When I was a high school teacher, we used to get out the canoes and run the rapids of the Little Nation River on the Quebec side of the Ottawa River. When the going got rough, we would take a swig of Nanuk from a little white whiskey bottle which had a polar bear pictured on its label. The fire water burned all the way down our esophagus, and was so potent that it could have been used to ignite our fires later on in the day. That was our crutch, and it got us through the narrows.
And so when Marcus Grodi, Presdent of The Coming Home Network, told a canoe story during one of his speeches at the “In Search of Truth,” conference presented by Catholic Chapter House over the weekend at Canada Christian College in Toronto, I took it all in, hook line and sinker.
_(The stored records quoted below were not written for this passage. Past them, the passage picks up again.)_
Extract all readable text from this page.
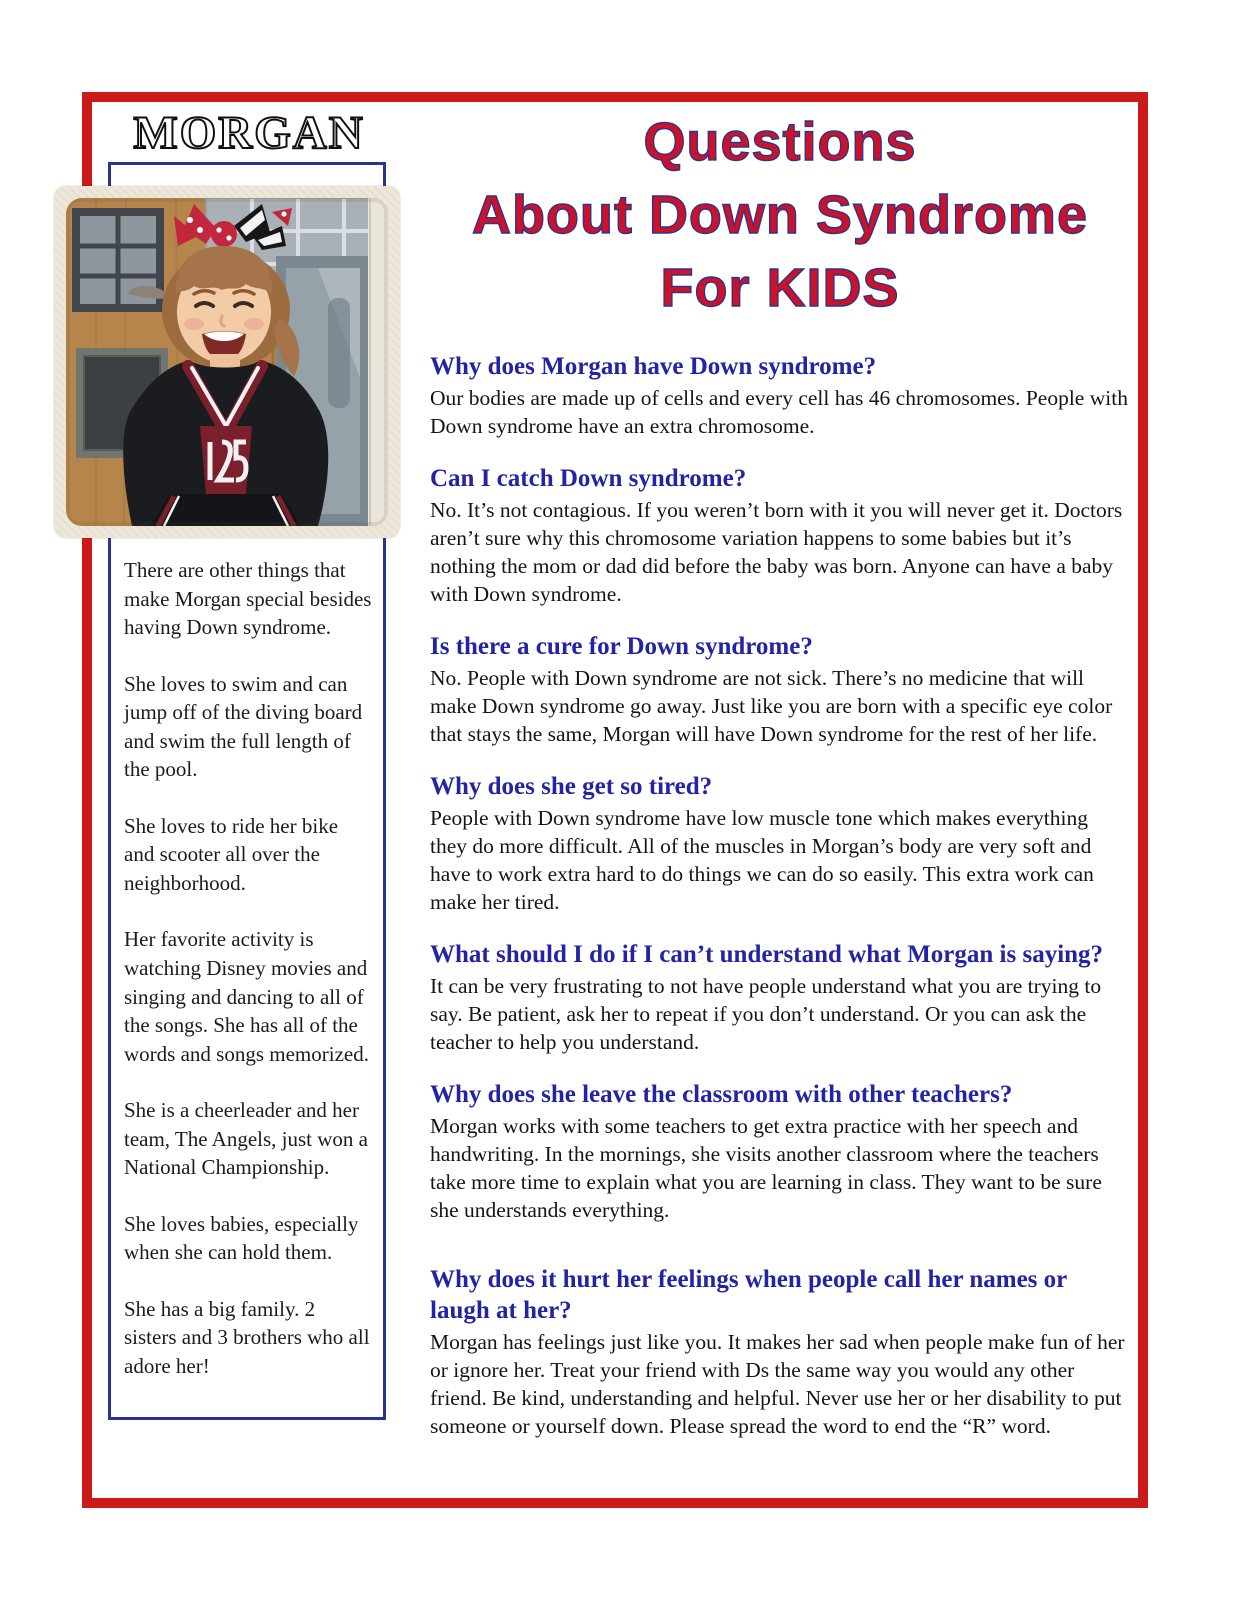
MORGAN

There are other things that make Morgan special besides having Down syndrome.

She loves to swim and can jump off of the diving board and swim the full length of the pool.

She loves to ride her bike and scooter all over the neighborhood.

Her favorite activity is watching Disney movies and singing and dancing to all of the songs. She has all of the words and songs memorized.

She is a cheerleader and her team, The Angels, just won a National Championship.

She loves babies, especially when she can hold them.

She has a big family. 2 sisters and 3 brothers who all adore her!

Questions
About Down Syndrome
For KIDS
Why does Morgan have Down syndrome?
Our bodies are made up of cells and every cell has 46 chromosomes. People with Down syndrome have an extra chromosome.
Can I catch Down syndrome?
No. It’s not contagious. If you weren’t born with it you will never get it. Doctors aren’t sure why this chromosome variation happens to some babies but it’s nothing the mom or dad did before the baby was born. Anyone can have a baby with Down syndrome.
Is there a cure for Down syndrome?
No. People with Down syndrome are not sick. There’s no medicine that will make Down syndrome go away. Just like you are born with a specific eye color that stays the same, Morgan will have Down syndrome for the rest of her life.
Why does she get so tired?
People with Down syndrome have low muscle tone which makes everything they do more difficult. All of the muscles in Morgan’s body are very soft and have to work extra hard to do things we can do so easily. This extra work can make her tired.
What should I do if I can’t understand what Morgan is saying?
It can be very frustrating to not have people understand what you are trying to say. Be patient, ask her to repeat if you don’t understand. Or you can ask the teacher to help you understand.
Why does she leave the classroom with other teachers?
Morgan works with some teachers to get extra practice with her speech and handwriting. In the mornings, she visits another classroom where the teachers take more time to explain what you are learning in class. They want to be sure she understands everything.
Why does it hurt her feelings when people call her names or laugh at her?
Morgan has feelings just like you. It makes her sad when people make fun of her or ignore her. Treat your friend with Ds the same way you would any other friend. Be kind, understanding and helpful. Never use her or her disability to put someone or yourself down. Please spread the word to end the “R” word.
Marcus had been steering a canoe down a treacherous part of a river while doling out the odd piece of advice on how to survive the rapids, to his inexperienced partner kneeling at the front.
As the current pulled them closer to shore, they passed under an overhanging branch, and the girl grabbed it in an attempt to slow down the canoe. The canoe flipped and they were sucked down the river, but fortunately managed to make it to shore. Later on while being teased by his peers, Marcus kindly said nothing about the girl grasping the branch to the others, but he did have a lot to say about it to us.
Mr. Grodi advised us to grasp at nothing, and this advice hit home with me because I am by nature a grasper. I have a strong grip, and have always grabbed things along the way, especially if I am afraid of falling, stumbling or tipping over. It seems to be a natural tendency, even if it is a crutch, and can be very dangerous, often stopping my progress in an instant.
When Blessed John Paul II would exhort me to “Be not afraid,” I would still resist, and look for those overhanging branches to grab. It reminds of the movie “127 Hours,” when the hiker is suspended in a crevasse with his hiking boots pushing the rock wall on one side and his back pushing from the other. Below him is a drop of some sixty feet, all down a very narrow chute, ending in a cold pool of crystal blue water. Without any warning, he lets go, and free falls with the rock wall inches from his nose. The two female climbers who are with him look at each other as if to say, “Who is he kidding?” This sort of trust and bravery spooks me out.
I ask myself, “Could I do it if I had to?” Would I have the guts to stop pushing out with my feet and back, and simply quit grasping the wall so to speak? Marcus Grodi'smessage came through loud and clear and then some. We spend our lives grasping things, collecting, hoarding, and most of it is superfluous, and halts our progress towards Jesus' kingdom.
When I was a high school teacher, and I felt tired from the grind, I used to tune into Billy Graham's Crusade, which was broadcast from different football stadiums across the USA. Reverend Graham spoke with command, and a seriousness which was unnerving at times. He spoke of the family, and what God meant it to be, and he always had the Bible by his side. I used to wonder how a non-Catholic could speak directly to me, and move me so much. I fact, I enjoyed Billy Graham a lot more than many of the homilies I was hearing at Mass on Sundays.
Marcus Grodi is cut from the same cloth. Like Billy Graham, he uses his hands to emphasize his points, he lifts his Bible up for all to see, and he opens it up to the verses he wants to use. The Bible becomes his prop, and the medium is the message. This is the magic of their speaking style, and both men possess it to perfection.
And even though these two preachers have not been anointed in the tradition of the apostles, directly from Saint Peter, they have a great deal to teach us about being faithful Christians in a secular society.
So let us all pray that Billy Graham will one day come home to the Catholic Church, just as Marcus Grodi did, so that we can welcome him with open arms after his long journey home.
Now that would be cause for celebration.